Reimagining the Future
The move to free ourselves from the automobile and build, rebuild, and sustain walkable communities has been going on for a couple of decades now. But the idea is really starting to take hold, even in the automobile’s fortress—the suburbs—as the reinvention of many suburban malls as mixed-use town centers starts to emerge. It has even taken root in the US military. The Department of Defense’s “Healthy Base Initiative” built pedestrian and bike infrastructure at a lower cost than auto infrastructure, with a greater benefit to health and wellbeing received the 2016 Award for Excellence from the Balanced Scorecard Initiative for significant breakthrough results on 14 pilot sites. While technology, from the car to food delivery apps, has changed the way we design and live in cities, it is critical we consider the holistic impact beyond convenience and access.
Think Space Positive
The lifeblood of any community is not the buildings themselves; it is the activity of its residents. Our job is to envision viable and vibrant uses. To this end, we create spaces that support activity and position them for uses that bring them to life. The buildings are, in fact, last on a list of master planning design considerations.
- Place. What is the nature of the place now, what does it “want” to become?
- People. Who are the people that will want to be in a place like this?
- Spaces and Uses. Which uses support occupant activities, and what spaces do these need?
- Buildings. How should we design buildings to create the spaces and house desired uses?
The first thing to be designed is the spaces that engender an authentic identity, or sense of place, and a circulation pattern that generates footfall patterns for a variety of densities.
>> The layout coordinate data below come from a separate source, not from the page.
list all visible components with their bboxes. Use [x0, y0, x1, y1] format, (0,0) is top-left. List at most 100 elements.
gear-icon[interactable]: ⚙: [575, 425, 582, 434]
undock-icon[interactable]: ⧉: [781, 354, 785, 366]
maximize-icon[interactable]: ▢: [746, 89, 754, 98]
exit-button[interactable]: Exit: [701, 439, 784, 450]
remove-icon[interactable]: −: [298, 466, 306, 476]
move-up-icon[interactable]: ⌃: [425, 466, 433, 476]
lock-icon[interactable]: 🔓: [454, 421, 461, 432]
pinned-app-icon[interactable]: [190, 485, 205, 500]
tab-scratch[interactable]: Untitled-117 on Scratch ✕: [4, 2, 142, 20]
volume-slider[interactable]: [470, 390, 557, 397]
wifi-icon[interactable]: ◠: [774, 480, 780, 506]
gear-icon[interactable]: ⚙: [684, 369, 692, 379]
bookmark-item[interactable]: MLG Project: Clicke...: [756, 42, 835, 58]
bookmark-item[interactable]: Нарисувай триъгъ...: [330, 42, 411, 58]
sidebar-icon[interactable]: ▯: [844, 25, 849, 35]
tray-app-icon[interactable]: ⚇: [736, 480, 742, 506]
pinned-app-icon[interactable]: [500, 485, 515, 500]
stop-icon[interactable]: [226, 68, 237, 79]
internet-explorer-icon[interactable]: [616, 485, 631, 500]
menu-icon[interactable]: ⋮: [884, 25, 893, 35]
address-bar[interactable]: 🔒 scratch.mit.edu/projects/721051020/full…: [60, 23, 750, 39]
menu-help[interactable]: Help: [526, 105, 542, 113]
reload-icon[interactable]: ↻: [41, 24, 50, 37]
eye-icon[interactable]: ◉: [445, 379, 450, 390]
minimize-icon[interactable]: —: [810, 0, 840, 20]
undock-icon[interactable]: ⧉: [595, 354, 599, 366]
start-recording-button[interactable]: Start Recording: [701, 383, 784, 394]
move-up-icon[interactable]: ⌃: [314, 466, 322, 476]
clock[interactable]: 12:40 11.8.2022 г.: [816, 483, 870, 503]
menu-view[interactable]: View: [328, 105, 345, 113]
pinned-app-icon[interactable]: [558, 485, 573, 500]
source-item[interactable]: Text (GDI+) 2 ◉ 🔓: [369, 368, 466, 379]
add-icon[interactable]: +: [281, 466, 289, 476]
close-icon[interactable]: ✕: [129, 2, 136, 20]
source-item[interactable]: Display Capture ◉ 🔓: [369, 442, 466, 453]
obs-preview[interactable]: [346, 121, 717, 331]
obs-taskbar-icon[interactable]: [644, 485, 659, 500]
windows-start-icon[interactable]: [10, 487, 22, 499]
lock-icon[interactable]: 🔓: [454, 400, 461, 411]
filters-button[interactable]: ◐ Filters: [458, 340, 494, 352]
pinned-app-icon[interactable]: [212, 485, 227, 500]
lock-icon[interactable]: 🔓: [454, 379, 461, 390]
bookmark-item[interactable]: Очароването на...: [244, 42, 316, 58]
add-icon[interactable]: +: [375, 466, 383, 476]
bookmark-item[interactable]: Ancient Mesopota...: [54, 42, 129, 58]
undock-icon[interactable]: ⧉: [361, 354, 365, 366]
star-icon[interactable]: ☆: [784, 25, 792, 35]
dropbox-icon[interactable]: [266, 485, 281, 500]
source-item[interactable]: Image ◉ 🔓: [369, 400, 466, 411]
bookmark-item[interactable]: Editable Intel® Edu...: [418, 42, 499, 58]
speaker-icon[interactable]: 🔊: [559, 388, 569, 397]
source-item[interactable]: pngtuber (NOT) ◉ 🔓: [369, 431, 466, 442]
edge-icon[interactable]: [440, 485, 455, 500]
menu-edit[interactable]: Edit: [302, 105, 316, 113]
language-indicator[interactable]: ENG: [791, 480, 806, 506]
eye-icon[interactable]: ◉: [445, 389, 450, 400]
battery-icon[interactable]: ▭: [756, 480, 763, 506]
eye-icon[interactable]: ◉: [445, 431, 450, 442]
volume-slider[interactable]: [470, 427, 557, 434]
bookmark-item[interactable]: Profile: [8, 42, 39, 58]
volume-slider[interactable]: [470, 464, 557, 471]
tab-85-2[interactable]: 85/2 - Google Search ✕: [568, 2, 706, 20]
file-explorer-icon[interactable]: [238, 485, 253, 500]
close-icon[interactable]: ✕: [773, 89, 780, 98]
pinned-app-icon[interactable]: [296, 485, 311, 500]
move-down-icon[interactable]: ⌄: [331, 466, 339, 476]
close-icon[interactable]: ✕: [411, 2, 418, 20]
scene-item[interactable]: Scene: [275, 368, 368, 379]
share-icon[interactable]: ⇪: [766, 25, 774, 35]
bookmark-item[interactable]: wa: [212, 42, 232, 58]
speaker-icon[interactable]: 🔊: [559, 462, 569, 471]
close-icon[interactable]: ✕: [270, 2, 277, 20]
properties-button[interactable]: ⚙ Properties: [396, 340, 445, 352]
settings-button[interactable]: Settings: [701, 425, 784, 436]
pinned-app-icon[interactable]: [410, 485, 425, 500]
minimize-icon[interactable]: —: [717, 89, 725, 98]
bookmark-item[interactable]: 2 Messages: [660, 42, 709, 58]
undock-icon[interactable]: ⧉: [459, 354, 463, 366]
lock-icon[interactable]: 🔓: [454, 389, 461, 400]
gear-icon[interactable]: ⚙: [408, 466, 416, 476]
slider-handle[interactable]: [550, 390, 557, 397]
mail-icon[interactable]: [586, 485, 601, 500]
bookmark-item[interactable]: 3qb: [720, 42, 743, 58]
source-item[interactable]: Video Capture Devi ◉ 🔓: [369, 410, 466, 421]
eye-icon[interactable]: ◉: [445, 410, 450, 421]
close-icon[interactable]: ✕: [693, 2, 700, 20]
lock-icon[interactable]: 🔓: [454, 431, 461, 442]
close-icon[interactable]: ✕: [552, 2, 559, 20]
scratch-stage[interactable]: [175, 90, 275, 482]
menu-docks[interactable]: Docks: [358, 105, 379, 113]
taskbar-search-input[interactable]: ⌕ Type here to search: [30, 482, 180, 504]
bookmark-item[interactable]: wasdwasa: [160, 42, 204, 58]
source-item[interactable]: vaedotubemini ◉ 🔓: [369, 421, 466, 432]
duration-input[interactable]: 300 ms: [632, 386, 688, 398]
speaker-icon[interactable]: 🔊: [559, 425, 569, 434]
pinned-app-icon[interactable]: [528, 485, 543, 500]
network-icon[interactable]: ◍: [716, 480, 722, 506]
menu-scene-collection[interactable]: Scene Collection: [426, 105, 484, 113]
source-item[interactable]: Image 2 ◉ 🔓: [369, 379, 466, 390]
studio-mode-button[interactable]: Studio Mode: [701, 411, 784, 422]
Retail can’t be everywhere; just where it makes sense. To this end, we design pedestrian-traffic hotspots so retail activities can blossom, having directed enough people to support something economically sustainable.
All of this suggests that investment in the public realm as a success criterion is well worth it, even though it doesn’t necessarily turn up on the rental roles. Public property improvements benefit everyone.
Affect Change and Build a Resonant Brand
Redefining experiences and turning perception on its head can be done at every scale. We do this through Urban Frameworks, designing entirely new cities for hundreds of thousands of people; Catalyst Projects, new town centers for smaller communities; and even Tactical Urbanism, pop-up retail and art installations to activate public spaces, from art walks to food service kiosks along the Pike Place Water Front. Places can win a place in people’s heart and in their daily travels as an image or brand that resonates with people as authentic and relevant.
American author Seth Godin defines the brand of a thing or a place as “expectations, memories, stories, and relationship.”
Often the sites that redefine communities are large sites that were originally designed for public or industrial use and have outlived their purpose. Sometimes, these sites find themselves on land that has been surrounded by a growing city, with an increasing land value that the existing use can no longer support. This is where master plans for sites from 3 acres to 3 square miles can deliver tremendous value for developers, and society.
Building Version 4.0, and Authentic Placemaking
Crucial to the creation of authentic places that are rooted in their location is an understanding of the history of the site, and the community. Most of the sites we look at, but not all, are brownfield rather than greenfield sites with a deep, corresponding history of use.
We always consider the original natural state for our environmental stewardship targets but, in addition, there are usually a few generations of development. As an example, here in the Pacific Northwest, we often find original land use and development in support of the First Nations residents. The second generation of use was the settlers of the 19th century, known for their timber, agriculture, and fishing industries. The third iteration of use would be the auto nation of the post-war era. This brings us to the current day where rising densities and the larger land parcels of the automotive era come together to deliver an opportunity for Development 4.0: Building new, walkable neighborhoods.
Measure Outcomes to Deliver Data-Driven Design
At the outset of a project we work with our clients to establish their goals for the development, and look at potential metrics to assure that the evolution of the project stays on course. Once the project is completed and operating, we need to measure established metrics, from density to space usage to pedestrian traffic, to ensure we have achieved our goals. This is also a crucial time to identify opportunities to fine tune and adjust the networks of uses and movement. This is where the Smart Cities, and real-time data, can figure into the creation of our communities.